5. 3D-реконструкция DLIT-μCT визуализации данных

  1. Открытое 4.3.1 Изображение гостиная программного обеспечения и выберите>; Обзор и откройте папку, содержащую DLIT μCT-файлов.
  2. Откройте DLIT μCT-файл в браузере изображение гостиная, например C. rodentium день 1 PI, нажав Load.
  3. В палитре инструментов выберите> топографии поверхности> голой мыши, настроить порог, а затем нажмите> Создать поверхность. Если поверхность реконструкция успешна поверхности дерево будет показано в окне 3D вида.
  4. Для просмотра подготовленного μCT сканирования в 3D окне, скрыть поверхность контура (Нажмите> 3D оптических инструментов и снимите> Поверхность дисплея Object), или уменьшите непрозрачность поверхности (Нажмите> 3D оптических инструментов и переместите ползунок> непрозрачность бар).
  5. Для обеспечения подробного анатомической локализации реконструкции 3D DLIT необходимо изменить данные 3D объемный (μCT сканирования), так что только скелет мыши видна и что она имеет оптимальный контраст. Нажмите> 3D инструменты Комплексное и выберите> логарифмическая гистограмма, GRadient освещенность, качество и Denoise. Наконец, регулировать гистограммы ползунок вправо и смотреть 3D объемные данные изменения контраста. Хранить настройки данных, пока только кости, четко видны. При желании изменить цвет для передаточной функции точки на гистограмме.
  6. Затем выберите> DLIT 3D-реконструкции в палитре инструментов и убедитесь, что только 560, 580, 600 и 620 нм наборы фильтров, которые требуются для работы с изображениями бактериальной люциферазы в естественных условиях, которые были выбраны.

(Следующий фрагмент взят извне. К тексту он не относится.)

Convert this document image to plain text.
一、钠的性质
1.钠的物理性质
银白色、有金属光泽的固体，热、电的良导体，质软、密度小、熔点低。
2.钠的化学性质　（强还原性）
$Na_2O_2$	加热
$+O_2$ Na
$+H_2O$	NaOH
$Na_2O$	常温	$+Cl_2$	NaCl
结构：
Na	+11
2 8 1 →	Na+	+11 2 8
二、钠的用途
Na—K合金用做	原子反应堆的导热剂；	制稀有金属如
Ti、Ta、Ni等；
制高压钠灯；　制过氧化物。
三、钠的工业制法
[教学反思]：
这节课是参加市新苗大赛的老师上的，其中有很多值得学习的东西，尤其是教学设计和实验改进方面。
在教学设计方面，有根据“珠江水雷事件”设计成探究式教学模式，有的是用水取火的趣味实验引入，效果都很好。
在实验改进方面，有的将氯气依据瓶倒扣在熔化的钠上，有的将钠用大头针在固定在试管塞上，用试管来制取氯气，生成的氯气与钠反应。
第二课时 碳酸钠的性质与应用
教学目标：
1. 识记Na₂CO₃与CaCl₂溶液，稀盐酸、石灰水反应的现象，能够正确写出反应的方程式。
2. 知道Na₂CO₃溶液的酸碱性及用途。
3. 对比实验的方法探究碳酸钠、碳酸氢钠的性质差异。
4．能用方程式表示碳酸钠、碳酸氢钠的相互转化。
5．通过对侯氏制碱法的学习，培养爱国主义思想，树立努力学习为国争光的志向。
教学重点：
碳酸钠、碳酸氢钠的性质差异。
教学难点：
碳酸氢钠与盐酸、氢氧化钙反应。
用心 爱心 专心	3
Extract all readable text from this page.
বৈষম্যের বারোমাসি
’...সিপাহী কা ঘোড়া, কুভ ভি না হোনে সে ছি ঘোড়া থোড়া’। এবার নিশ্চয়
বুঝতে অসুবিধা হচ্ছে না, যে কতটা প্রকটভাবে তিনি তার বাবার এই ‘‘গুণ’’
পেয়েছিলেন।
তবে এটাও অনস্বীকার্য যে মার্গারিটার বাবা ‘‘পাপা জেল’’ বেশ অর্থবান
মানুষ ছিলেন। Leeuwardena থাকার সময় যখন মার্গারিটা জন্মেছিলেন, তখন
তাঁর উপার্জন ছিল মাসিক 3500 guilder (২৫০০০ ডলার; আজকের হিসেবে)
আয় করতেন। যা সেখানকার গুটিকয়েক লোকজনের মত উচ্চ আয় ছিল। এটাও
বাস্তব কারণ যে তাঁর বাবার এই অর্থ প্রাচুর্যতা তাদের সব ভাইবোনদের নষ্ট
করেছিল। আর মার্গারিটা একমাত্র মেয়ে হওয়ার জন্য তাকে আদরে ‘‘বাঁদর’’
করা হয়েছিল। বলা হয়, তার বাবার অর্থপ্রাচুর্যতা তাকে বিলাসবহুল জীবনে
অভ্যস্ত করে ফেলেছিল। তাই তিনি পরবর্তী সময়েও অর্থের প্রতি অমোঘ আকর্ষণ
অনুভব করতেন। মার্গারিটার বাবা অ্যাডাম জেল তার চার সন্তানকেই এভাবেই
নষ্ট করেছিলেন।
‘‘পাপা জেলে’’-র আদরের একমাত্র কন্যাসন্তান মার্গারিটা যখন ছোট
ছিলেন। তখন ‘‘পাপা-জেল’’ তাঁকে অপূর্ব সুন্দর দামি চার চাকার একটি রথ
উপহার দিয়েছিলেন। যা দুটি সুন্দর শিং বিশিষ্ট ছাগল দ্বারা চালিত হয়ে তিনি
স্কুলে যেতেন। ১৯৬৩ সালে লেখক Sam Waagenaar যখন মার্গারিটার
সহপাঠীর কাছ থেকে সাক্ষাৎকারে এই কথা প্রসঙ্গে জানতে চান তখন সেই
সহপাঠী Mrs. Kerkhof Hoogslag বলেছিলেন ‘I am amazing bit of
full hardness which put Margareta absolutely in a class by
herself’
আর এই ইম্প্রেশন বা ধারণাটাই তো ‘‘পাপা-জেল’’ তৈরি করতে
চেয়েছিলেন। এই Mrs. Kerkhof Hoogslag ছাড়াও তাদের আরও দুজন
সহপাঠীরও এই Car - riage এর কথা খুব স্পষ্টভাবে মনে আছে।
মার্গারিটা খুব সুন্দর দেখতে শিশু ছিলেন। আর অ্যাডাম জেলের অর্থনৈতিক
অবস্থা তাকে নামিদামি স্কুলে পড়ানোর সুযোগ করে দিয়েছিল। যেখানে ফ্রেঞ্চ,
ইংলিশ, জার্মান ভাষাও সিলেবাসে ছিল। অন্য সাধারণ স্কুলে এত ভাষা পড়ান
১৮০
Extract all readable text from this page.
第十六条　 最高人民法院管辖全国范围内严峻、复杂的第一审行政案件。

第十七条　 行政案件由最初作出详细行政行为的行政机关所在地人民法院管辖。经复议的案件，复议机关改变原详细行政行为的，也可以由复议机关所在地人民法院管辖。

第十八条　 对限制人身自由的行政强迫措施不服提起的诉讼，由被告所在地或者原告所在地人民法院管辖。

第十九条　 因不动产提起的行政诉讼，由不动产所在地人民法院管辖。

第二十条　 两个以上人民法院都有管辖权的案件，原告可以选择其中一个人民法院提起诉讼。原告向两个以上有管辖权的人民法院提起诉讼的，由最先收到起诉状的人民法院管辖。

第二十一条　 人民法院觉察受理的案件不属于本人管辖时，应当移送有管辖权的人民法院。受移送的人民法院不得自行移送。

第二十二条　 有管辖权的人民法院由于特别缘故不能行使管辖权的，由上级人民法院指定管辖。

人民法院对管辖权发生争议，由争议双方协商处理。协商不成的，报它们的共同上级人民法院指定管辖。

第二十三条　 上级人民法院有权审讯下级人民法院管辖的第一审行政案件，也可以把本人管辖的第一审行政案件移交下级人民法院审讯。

Нажмите> Старт. Окно предварительного просмотра данных меню появятся показывающие спектрально фильтруется BL сигналы от мыши, который изображался в 2D. Эти сигналы автоматически пороговой с помощью программного обеспечения, но можно регулировать вручную, если это необходимо с помощью вкладок в нижней части меню. Порог определяет минимальную интенсивность данные (представленные в виде процента от максимального сигнала в изображении), которые будут включены в качестве данных в реконструкции.
  7. Затем выберите> DLIT 3D-реконструкции в палитре инструментов и убедитесь, что оптические свойства, используемые для реконструкции DLIT являются правильными. Выберите> вкладку Свойства и убедитесь, что настройки для свойства ткани установлен в ткани мыши, спектр источника установлен в бактериях.
  8. Нажмите кнопку>, чтобы выполнить реконструкцию DLIT реконструкции.
  9. Для создания DLIT μCT 3D-фильма нажмите> Инструменты> 3D-анимации и выберите> стандартных анимационных> КОО Y-оси и> Общая длительность> 10 сек (25 кадров в секунду). Когда настройки в 3D-анимации правильные прессы> Запись и сохранить DLIT-μCT 3D реконструкции как. AVI файлы, помеченные с точки эксперимента, группа и время в отдельной папке.
    Примечание:
    • Это важно при выполнении 3D реконструкций DLIT-μCT данных для использования с PC гостиная 4.3.1 Изображения и пакет услуг 1 установлен и что компьютер имеет видеокарту предназначен для выполнения приложений Multi-метод визуализации программного обеспечения. Thэто программное обеспечение можно загрузить и GPU спецификации содержатся в информации о выпуске ( http://www.caliperls.com/support/software-downloads.htm ).
    • Если DLIT-μCT 3D реконструкции появляются назад после сохранения, ваш компьютер работает под управлением старой версии своего графического драйвера, и это может быть исправлено, скачав обновление с сайта производителя.
    • В пункте 5 мы представляем наш предпочтительный параметры формирования 3D-DLIT μCT реконструкций. Тем не менее, Есть несколько точек во время 3D реконструкции, где параметры, которые не обсуждаются в этом протоколе может быть изменена. Для полное руководство по 3D реконструкции пользования жилым 4.3.1 Изображение пожалуйста, обратитесь к руководству по эксплуатации завода-изготовителя.
    • Важно, чтобы создать 3D реконструкции с использованием идентичных параметров в нескольких метода визуализации инструмент так, чтобы они сопоставимы. В дополнение кэтого, при создании DLIT-μCT 3D реконструкции, важно, чтобы сделать видео с помощью одинакового количества кадров в секунду, а общая продолжительность (длина), в противном случае синхронность видео 4D не является однородным.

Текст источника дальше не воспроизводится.